Dean Evason Needs to Stop Crying

Photo: Brace Hemmelgarn - USA Today

The Minnesota Wild went down 3-2 in their opening round playoff series vs the Dallas Stars on Tuesday night, after losing a game that felt hopeless from the very beginning. Marcus Foligno took a major penalty and game misconduct within 2.5 minutes after puck drop. The Stars, of course, scored immediately after going on the power play, taking a 1-0 early lead that they eventually stretched to a 4-0 easy victory.

Same losing script for Wild vs Stars this series

The script was a lot like what we’ve seen during the other two Wild losses in this series. Dallas goalie and MN native, Jake Oettinger, was great again and the Stars scored two more power play goals, bringing their total to NINE power play goals in just FIVE games this series. Meanwhile, the Wild had a few more breakaways that were stonewalled by Oettinger and they failed to cash in on any of their three man advantage opportunities.

Sure, the Wild have been the better team during 5v5 but they’ve fallen devastatingly short on special teams, so far this series. Referees haven’t helped their cause much, either. Stars players have been taking “dives” throughout the series and the refs have, oftentimes, rewarded those European kickball tactics with power plays. It’s something Dean Evason and many Wild players have talked and complained about extensively since the end of game 1.

Dean Evason goes in on refs again

And after the loss on Tuesday, Evason went back to the well again, going at Stars players for diving and at refs because they continue to fall for said dives. He starts with the Foligno penalty and continues to list his grievances from there. The reporters, in turn, push for more.
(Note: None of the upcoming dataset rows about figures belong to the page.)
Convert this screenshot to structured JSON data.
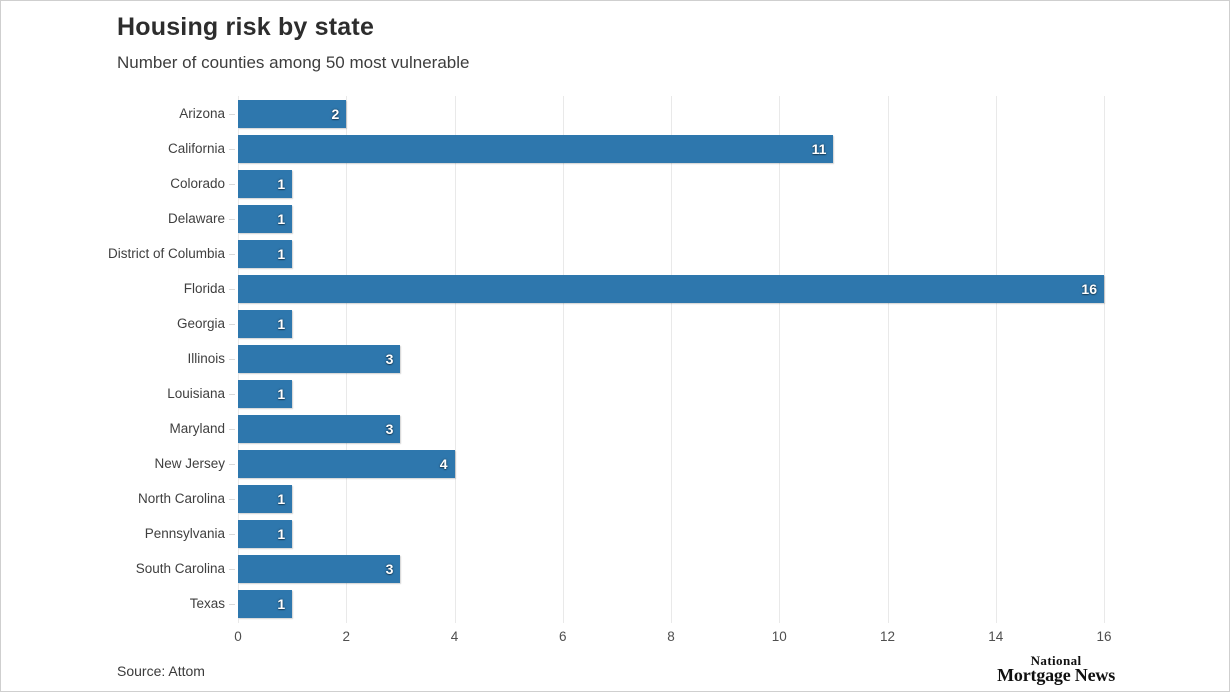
{
  "header": {
    "title": "Housing risk by state",
    "subtitle": "Number of counties among 50 most vulnerable"
  },
  "chart_data": {
    "type": "bar",
    "orientation": "horizontal",
    "title": "Housing risk by state",
    "subtitle": "Number of counties among 50 most vulnerable",
    "categories": [
      "Arizona",
      "California",
      "Colorado",
      "Delaware",
      "District of Columbia",
      "Florida",
      "Georgia",
      "Illinois",
      "Louisiana",
      "Maryland",
      "New Jersey",
      "North Carolina",
      "Pennsylvania",
      "South Carolina",
      "Texas"
    ],
    "values": [
      2,
      11,
      1,
      1,
      1,
      16,
      1,
      3,
      1,
      3,
      4,
      1,
      1,
      3,
      1
    ],
    "xlabel": "",
    "ylabel": "",
    "xlim": [
      0,
      16
    ],
    "x_ticks": [
      0,
      2,
      4,
      6,
      8,
      10,
      12,
      14,
      16
    ],
    "grid": "vertical",
    "legend": "none",
    "bar_color": "#2e77ad",
    "value_label_color": "#ffffff",
    "gridline_color": "#e9e9e9"
  },
  "footer": {
    "source": "Source: Attom",
    "logo_line1": "National",
    "logo_line2": "Mortgage News"
  }
}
Evason happily gives them what they ask for.

Reporter: Dean, your thoughts on the Foligno major? If you had to drop a worse way to start a game, that had to set you back for sure…

Dean: “[Foligno’s penalty and ejection] took some life out of us for sure. With everything that’s going on and all the whining and stuff about everything, we disagree with it. We don’t think he changed his path. He could have changed his path and probably stepped in hard. If anything, their guy changed the path. We watched it several times. [Foligno] does not move. Moose does not move. He doesn’t move his legs, nothing. He just stays straight, he braces himself. It’s incidental contact. Two big men and you know, if anything, we thought their guy moved and our guy did not.”

Reporter: If the calls are still going to go against you, how do you negate the impact that the Stars’ power play is having on this series?

Dean: “Well, we have to stay out of the box. Would we have liked a few more calls? We got a couple of diving calls against them which was maybe a little bit too late. We think there’s some of that going on. You know, we had two breakaways. We thought that, you know, both were penalties. [Sam Steel] gets chopped and and then Nyquist has one at the end and gets can opener.

I don’t know, it’s tough. Again, we don’t wanna whine but, you know, there’s calls out there. But, bottom line is we’ve got to find a way to stay out of the box and play within the whistles, which we are. But, you know, clearly they caught some breaks and, when I’m saying breaks, that’s not necessarily just goals. They caught some breaks throughout the entire game, different situations, and what have you, and we did not.”

At some point, you have to stop crying and play the hand that is dealt.

Look, I like Dean Evason and love the direction the Minnesota Wild are heading in, under his guidance and that of General Manager, Bill Guerin. In addition, his complaints are (mostly) justified. Foligno is getting called for a penalty just about every time he hits someone, at this point, and the hits he’s laying are legal. And it’s dumb that Stars players are being rewarded for a cowardice sports practice like diving.

But hello, your team is on the brink of elimination. Complaining about referee blindness or Dallas players continually flopping to the ice like a limit of crappies freshly pulled through a fishing hole, has done nothing to help the situation through five games. Stars players are still taking dives, Foligno is still getting called for stupid penalties and the refs still don’t care.

So, instead of hoping these blind zebras finally hear your complaints, it might be more worth your time to focus elsewhere. Control more of the things that you can actually control. Like, how to get a puck past Jake Oettinger, how to get Kirill Kaprizov and Matt Boldy going, or even, how to be better on special teams.

Wild need to focus on controlling what they can control.

At this point, Dallas isn’t going to change their on-ice tactics, especially when those tactics are working. The refs are not going to change, either. Especially when, on paper, penalty calls do not look one-sided. The Wild have 20 power play opportunities to the Stars’ 22. The difference? Dallas is 9 for 22 (41%) and Minnesota is 4 for 20 (20%).

There are no losses left in this series for the Minnesota Wild. It’s win or go home. So, it’s time for Dean Evason to stop crying about what the opposing team is doing or not doing — or what the refs are calling vs not calling — so he can focus more on how to force a game 7 on Thursday night.